An Israeli military official said Israel was prepared to continue operations for "as long as it takes", while Iranian officials struck a similarly defiant tone. A military source quoted by the semi-official Tasnim news agency said Tehran was ready for a prolonged conflict and could renew strikes against US interests in the region.

'Extreme suspicion'

UN Secretary-General Antonio Guterres urged all parties to exercise maximum restraint and refrain from any action that could further inflame an already volatile situation, according to spokesperson Farhan Haq.

Iranian Foreign Ministry spokesperson Esmaeil Baghaei said Tehran was exchanging messages with Washington in an atmosphere of "extreme suspicion."

Ebrahim Azizi, head of the Iranian parliament's national security committee, warned that any action against Iranian national security or Iran's allies in the region, including Yemen's Houthis, would be met with a decisive and costly response, Iranian media reported.

Yemen's Iran-aligned Houthis pledged in a statement to stop Israeli navigation in the Red Sea, and said they had also fired missiles at Israel.

The Israeli military later said it intercepted a suspicious aerial target from Yemen after hostile aircraft sirens sounded in the Eilat area.

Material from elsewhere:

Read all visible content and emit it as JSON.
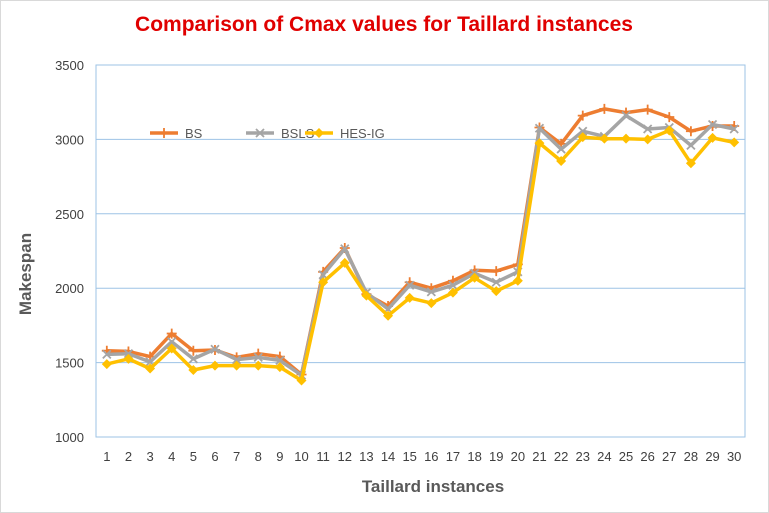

The Houthis have so far largely stayed out of the regional war. They control territory at the mouth of the Red Sea, increasingly important as an alternative route for millions of barrels per day of Middle East oil otherwise blocked by Iran's grip on the Strait of Hormuz.

In Tehran, Iranian media reported explosions, with air defenses shooting down a drone over the capital. There were no immediate reports of casualties or major damage.

There were also signs of conditions returning to normal. Flights resumed at Tehran's Imam Khomeini Airport on Tuesday, nearly 24 hours after being suspended following Iran's missile attack on Israel, Iranian media reported.

Lebanese-Israeli talks resume

Israel has never halted its Lebanon campaign, which has killed thousands of people, saying it should be treated separately from any US-Iranian ceasefire. Hezbollah has also continued its attacks.

Tehran has long said any peace deal with the US depends in part on an end to fighting in Lebanon, which Israel invaded in March in pursuit of Hezbollah fighters who had fired across the border.

The US ambassador to Lebanon, Michel Issa, said on Monday that Lebanese-Israeli negotiations had been scheduled to resume in Washington.

Tehran has continued to block most shipping through the Strait of Hormuz, which before the war carried a fifth of the world's crude oil and liquefied natural gas. Washington has imposed its own blockade of Iranian ports.

Trump has said any peace deal must ensure Iran cannot develop a nuclear weapon. Iran's demands include the lifting of international sanctions, the release of billions of dollars in frozen assets and recognition of its control of the strait.